Lady’s Secret, another Secretariat daughter, was bred by Robert Spreen and owned during her career by Eugene Klein, former owner of the San Diego Chargers. Lukas saw Lady’s Secret through a career that included 22 stakes wins and $3,012,325. In 1986, she defeated the nation’s best males four times and won eight Grade 1 stakes races, a one-season record that still stands.

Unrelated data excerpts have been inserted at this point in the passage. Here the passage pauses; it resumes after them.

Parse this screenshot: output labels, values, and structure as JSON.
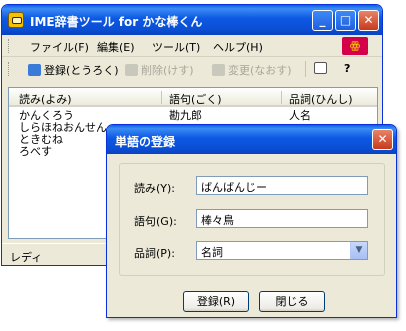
{
  "main_window": {
    "title": "IME辞書ツール for かな棒くん",
    "caption_buttons": {
      "minimize": "_",
      "maximize": "□",
      "close": "✕"
    },
    "menu": [
      "ファイル(F)",
      "編集(E)",
      "ツール(T)",
      "ヘルプ(H)"
    ],
    "toolbar": {
      "register": "登録(とうろく)",
      "delete": "削除(けす)",
      "modify": "変更(なおす)",
      "help": "?"
    },
    "columns": [
      "読み(よみ)",
      "語句(ごく)",
      "品詞(ひんし)"
    ],
    "rows": [
      {
        "reading": "かんくろう",
        "word": "勘九郎",
        "pos": "人名"
      },
      {
        "reading": "しらほねおんせん",
        "word": "",
        "pos": ""
      },
      {
        "reading": "ときむね",
        "word": "",
        "pos": ""
      },
      {
        "reading": "ろべす",
        "word": "",
        "pos": ""
      }
    ],
    "status": "レディ"
  },
  "dialog": {
    "title": "単語の登録",
    "close": "✕",
    "reading_label": "読み(Y):",
    "reading_value": "ばんばんじー",
    "word_label": "語句(G):",
    "word_value": "棒々鳥",
    "pos_label": "品詞(P):",
    "pos_value": "名詞",
    "register_button": "登録(R)",
    "close_button": "閉じる"
  },
  "colors": {
    "titlebar": "#0a4fd4",
    "window_face": "#ece9d8",
    "close_button": "#c8391b",
    "input_border": "#7f9db9"
  }
}
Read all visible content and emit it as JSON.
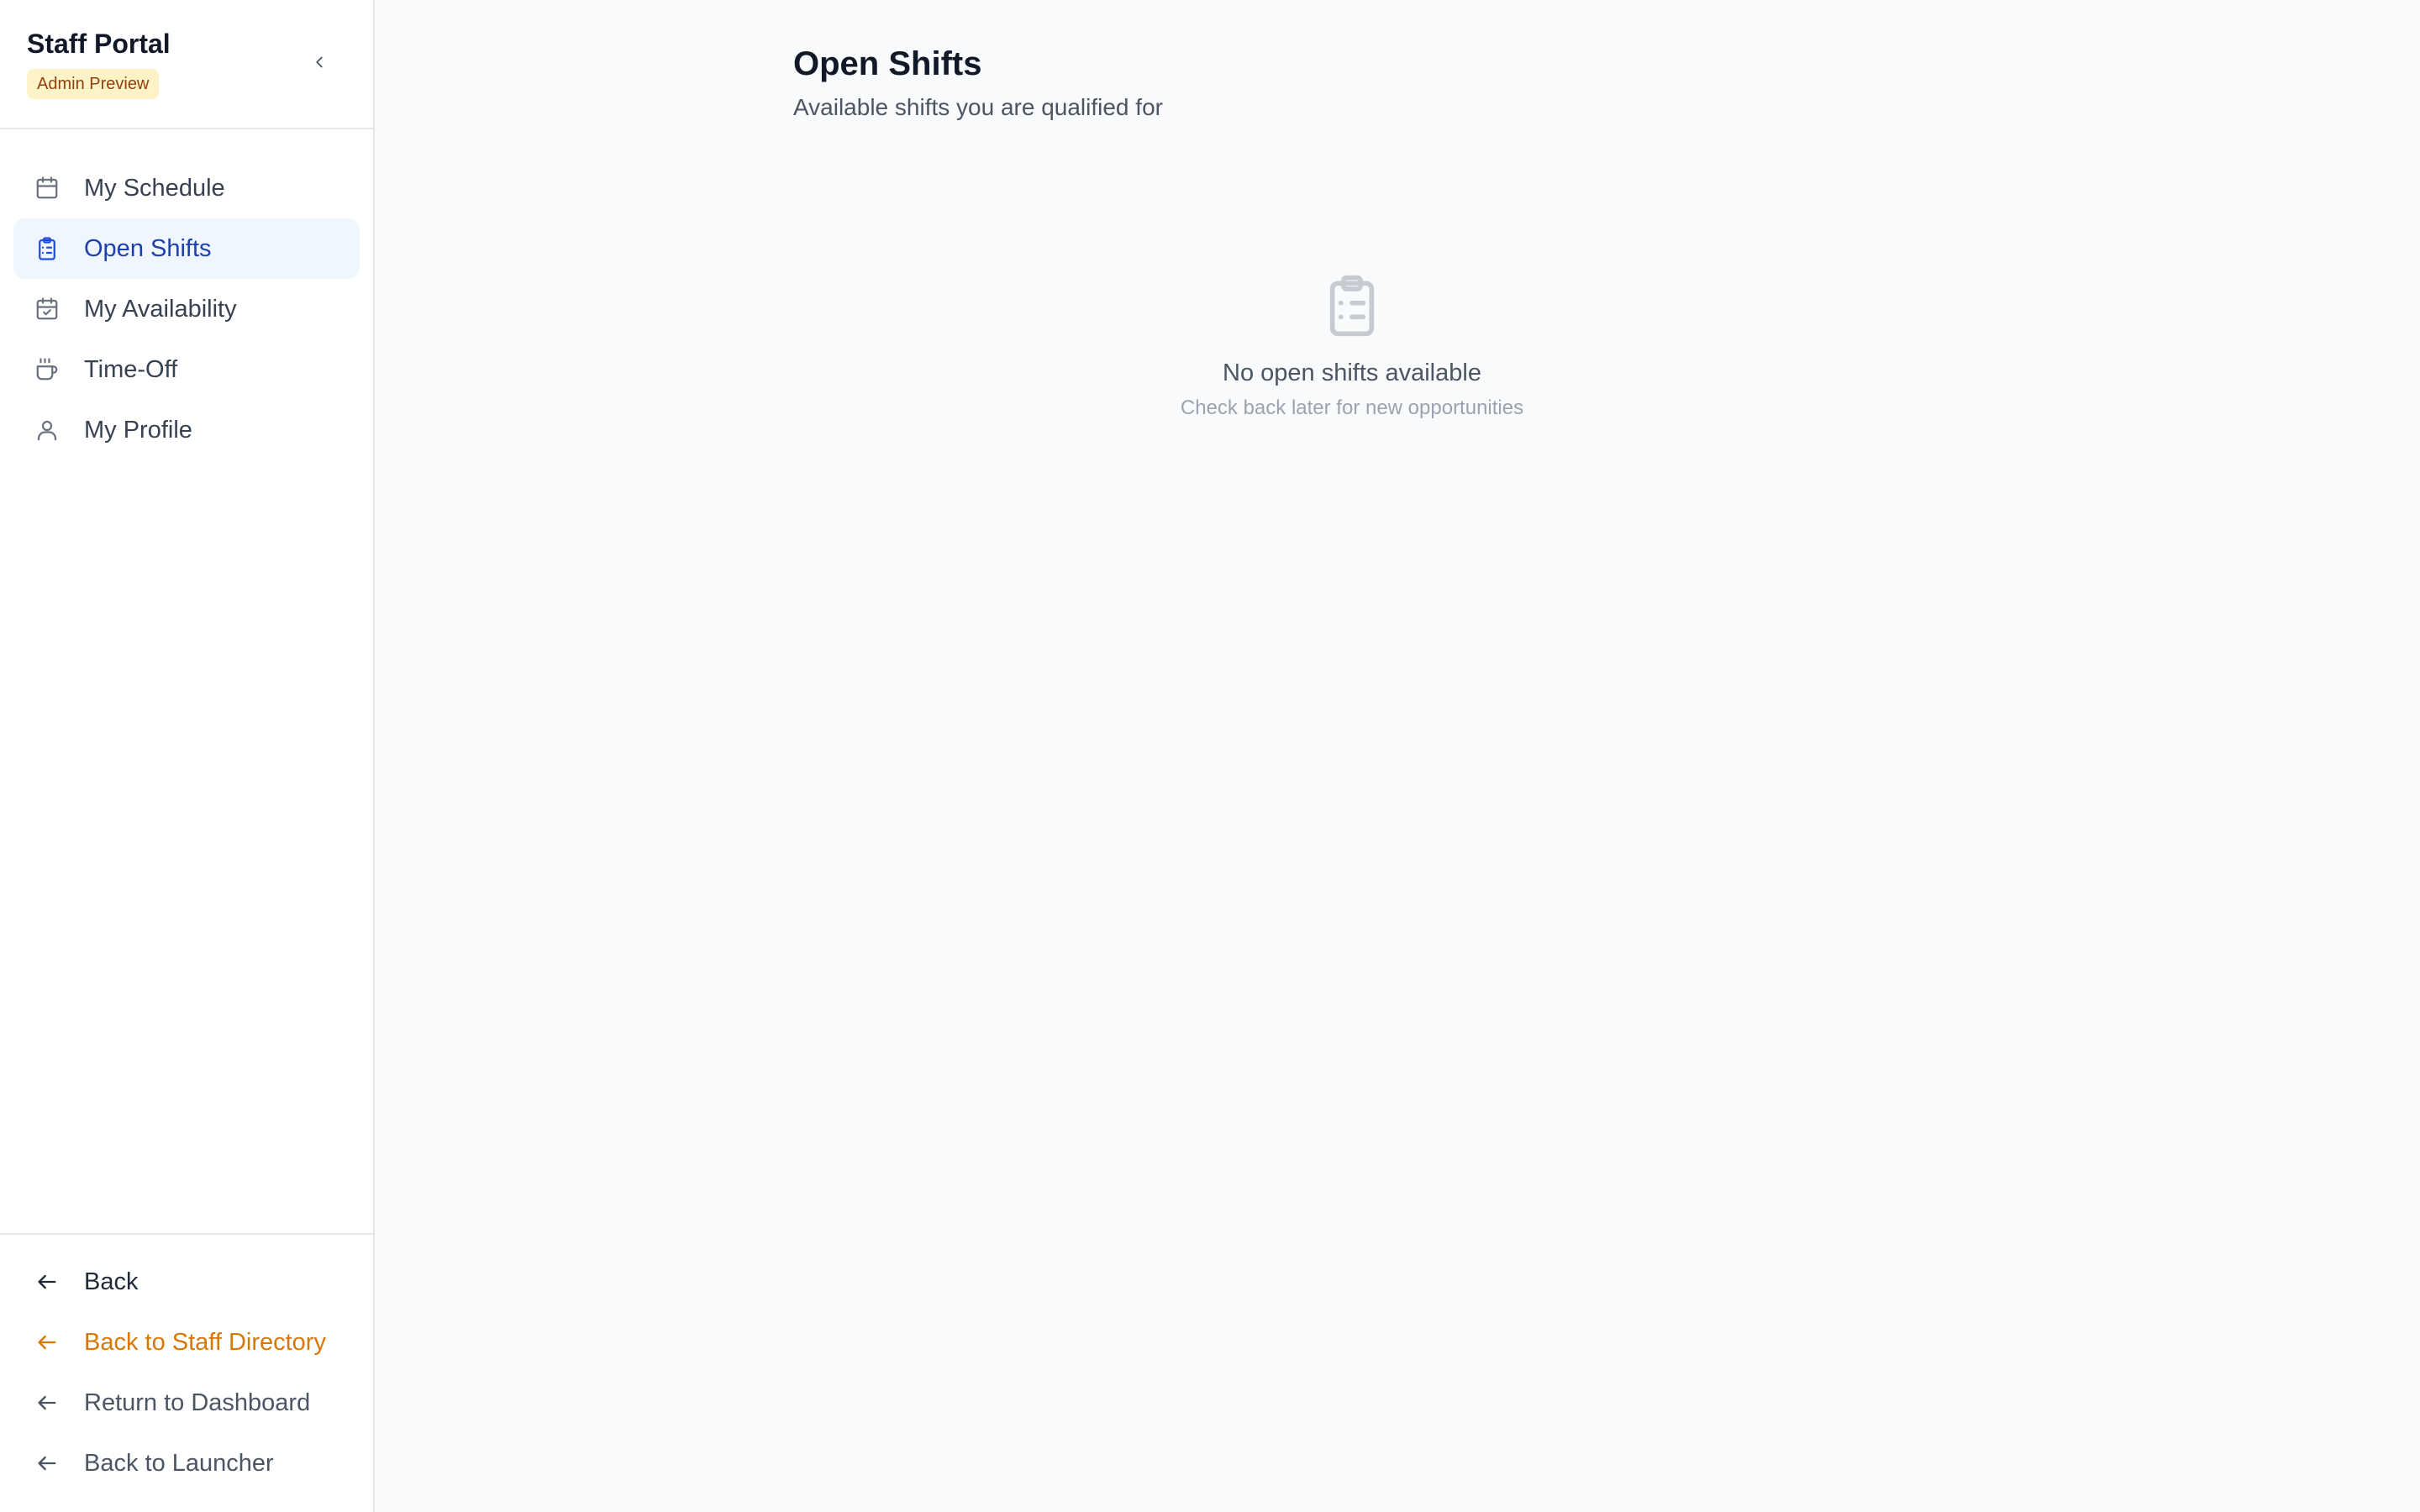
{
  "sidebar": {
    "title": "Staff Portal",
    "badge": "Admin Preview",
    "nav": [
      {
        "label": "My Schedule",
        "icon": "calendar-icon"
      },
      {
        "label": "Open Shifts",
        "icon": "clipboard-list-icon",
        "active": true
      },
      {
        "label": "My Availability",
        "icon": "calendar-check-icon"
      },
      {
        "label": "Time-Off",
        "icon": "coffee-icon"
      },
      {
        "label": "My Profile",
        "icon": "user-icon"
      }
    ],
    "footer": [
      {
        "label": "Back",
        "icon": "arrow-left-icon"
      },
      {
        "label": "Back to Staff Directory",
        "icon": "arrow-left-icon"
      },
      {
        "label": "Return to Dashboard",
        "icon": "arrow-left-icon"
      },
      {
        "label": "Back to Launcher",
        "icon": "arrow-left-icon"
      }
    ]
  },
  "main": {
    "title": "Open Shifts",
    "subtitle": "Available shifts you are qualified for",
    "empty": {
      "title": "No open shifts available",
      "subtitle": "Check back later for new opportunities"
    }
  },
  "colors": {
    "active_bg": "#eff6ff",
    "active_text": "#1e40af",
    "badge_bg": "#fef3c7",
    "badge_text": "#92400e",
    "orange_link": "#d97706"
  }
}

She ended the 1986 season by winning the Breeder’s Cup Distaff and garnered an Eclipse Award as Outstanding Older Female Horse, as well as the coveted Horse of the Year Award, a rarity for a female.

Nicknamed “The Iron Lady” as much for her heart and grit as her gray coat, Lady’s Secret was the first female to win the Whitney Stakes since Gallorette in 1948. Retired at five, she sold to Fares Farm for $3.8 million in 1989 at the Keeneland November Sale, and died on March 4, 2003.

Lady’s Secret was inducted into the National Museum of Racing’s Hall of Fame in 1992; Lukas in 1999. He is the only person to ever be inducted into the the National Museum of Racing’s Hall of Fame and the American Quarter Horse Hall of Fame.

Lukas still has a hand in the Quarter Horse World – he raised a yearling that was a sale topper at the Ruidoso Quarter Horse Sales in 2006, and is proud of his Quarter Horse heritage.

“When we were dispersing Mr. Klein’s horses before his death, Wayne had several of the most prominent Thoroughbred people surrounding him,” remembered Bruce Hill, who worked for Lukas at the time. “And Walter Merrick walked up and wanted to look at some horses.

“Wayne stopped right in the middle of it and said, ‘I want you guys to meet the John Wayne of the Quarter Horse world. I still have a bronze of Easy Jet on my desk, just to remind me what a really good horse looks like.’

“Wayne hasn’t forgotten where he came from.”